[SydPhil] NISL EVENING DISCUSSION WEDNESDAY, 7 AUGUST, 2013, 5:30PM - 8:00 PM

Martin Krygier m.krygier at unsw.edu.au
Mon Jul 8 18:04:09 AEST 2013


NOW PLEASE NOTE. ALL DUCKS ARE IN LINE. IT IS WEDNESDAY 7 AUGUST AND NO OTHER DATE!

Martin Krygier • Gordon Samuels Professor of Law and Social Theory •  Co-Director - Network for Interdisciplinary Studies of Law • Faculty of Law • The University of New South Wales • UNSW Sydney NSW 2052, Australia • Phone: +61 (2) 9385 2240 • Fax: +61 (2) 9385 1175 • Website http://www.law.unsw.edu.au/staff/KrygierM/;  CISL website: http://www.law.unsw.edu.au/centres/cisl/index.asp
Some of my recent papers can be accessed at: http://ssrn.com/author=102666


From: Martin Krygier
Sent: Monday, 8 July 2013 5:47 PM
To: Martin Krygier
Subject: NISL EVENING DISCUSSION Wednesday 7 AUGUST, 2013, 5:30PM - 8:00 PM

IMPORTANT RE-SCHEDULING: THIS SEMINAR WILL NOW TAKE PLACE ON WEDNESDAY 7 AUGUST. ALL OTHER DETAILS AS BEFORE


The Network for Interdisciplinary Studies of Law invites you to attend
an evening DISCUSSION with two eminent legal and intellectual historians, with distinctive approaches to ‘being historical’:


DAVID LIEBERMAN and CHRIS TOMLINS

ON

BEING HISTORICAL

(Background papers attached)

WEDNESDAY, 7 AUGUST, 2013
Dean’s Board Room, 2nd Floor
UNSW LAW SCHOOL

DRINKS: 5.30 – 6.00 pm
SEMINAR AND DISCUSSION: 6.00 – 8.00 pm
Would those interested in attending the seminar please let Martin Krygier (m.krygier at unsw.edu.au<mailto:m.krygier at unsw.edu.au>) know ahead of time.
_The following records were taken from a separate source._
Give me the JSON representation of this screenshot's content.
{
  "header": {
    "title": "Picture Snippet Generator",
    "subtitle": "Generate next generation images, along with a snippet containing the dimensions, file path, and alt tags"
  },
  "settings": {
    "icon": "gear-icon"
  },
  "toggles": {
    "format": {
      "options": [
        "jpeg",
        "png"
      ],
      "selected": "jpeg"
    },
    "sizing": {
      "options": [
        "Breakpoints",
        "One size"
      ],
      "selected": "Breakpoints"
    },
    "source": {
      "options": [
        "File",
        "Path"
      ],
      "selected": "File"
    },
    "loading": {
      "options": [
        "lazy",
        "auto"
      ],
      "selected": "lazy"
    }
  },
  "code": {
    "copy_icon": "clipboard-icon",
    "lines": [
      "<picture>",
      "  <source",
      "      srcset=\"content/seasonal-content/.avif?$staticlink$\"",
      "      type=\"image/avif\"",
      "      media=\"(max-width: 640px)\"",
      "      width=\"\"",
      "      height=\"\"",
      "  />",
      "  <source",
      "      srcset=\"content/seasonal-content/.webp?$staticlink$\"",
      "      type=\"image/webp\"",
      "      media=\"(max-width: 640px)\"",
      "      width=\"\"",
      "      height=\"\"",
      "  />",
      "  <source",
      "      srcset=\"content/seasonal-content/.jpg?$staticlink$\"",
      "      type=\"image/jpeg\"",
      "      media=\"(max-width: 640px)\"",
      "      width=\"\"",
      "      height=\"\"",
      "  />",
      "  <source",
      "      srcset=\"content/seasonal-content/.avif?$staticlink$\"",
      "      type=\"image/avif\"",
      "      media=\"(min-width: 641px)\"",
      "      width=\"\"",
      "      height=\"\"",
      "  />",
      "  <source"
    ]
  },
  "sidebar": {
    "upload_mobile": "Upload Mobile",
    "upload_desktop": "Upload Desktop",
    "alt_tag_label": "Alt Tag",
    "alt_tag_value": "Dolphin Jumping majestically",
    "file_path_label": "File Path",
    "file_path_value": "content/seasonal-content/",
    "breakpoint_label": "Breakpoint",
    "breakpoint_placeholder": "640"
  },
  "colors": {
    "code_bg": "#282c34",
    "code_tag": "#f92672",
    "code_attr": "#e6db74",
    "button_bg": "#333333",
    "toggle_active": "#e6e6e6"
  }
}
David Lieberman is the Jefferson E. Peyser Professor of Law and Professor of History at the University of California, Berkeley.  He teaches in Berkeley Law’s doctoral program in Jurisprudence and Social Policy.   He studies the history of legal thought and is especially interested in the relationship among law and legal theory and other bodies of speculation, such as the social sciences and political theory.  He is the author of The Province of Legislation Determined: Legal Theory in Eighteenth Century Britain and has produced a critical edition of Jean Louis De Lolme's 1771 The Constitution of England; or, An Account of the English Government.  Other recent publications include: “Why Law? Philip Selznick and the Study of Normative Systems” (Issues in Legal Scholarship); “Bentham on Codification” (Selected Writings of Jeremy Bentham); “The Mixed Constitution and the Common Law” (The Cambridge History of Eighteenth-Century Political Thought); “Adam Smith on Justice, Rights, Law” (Cambridge Companion to Adam Smith); and “Legislation in a Common Law Context” (Zeitschrift für Neuere Rechtsgeschichte).  His leading current project is a study of Jeremy Bentham’s democratic theory, provisionally entitled, The Transparent State: Bentham’s Democracy. He is a Distinguished Ressearch Visitor in the Law School, University of New Soth Wales.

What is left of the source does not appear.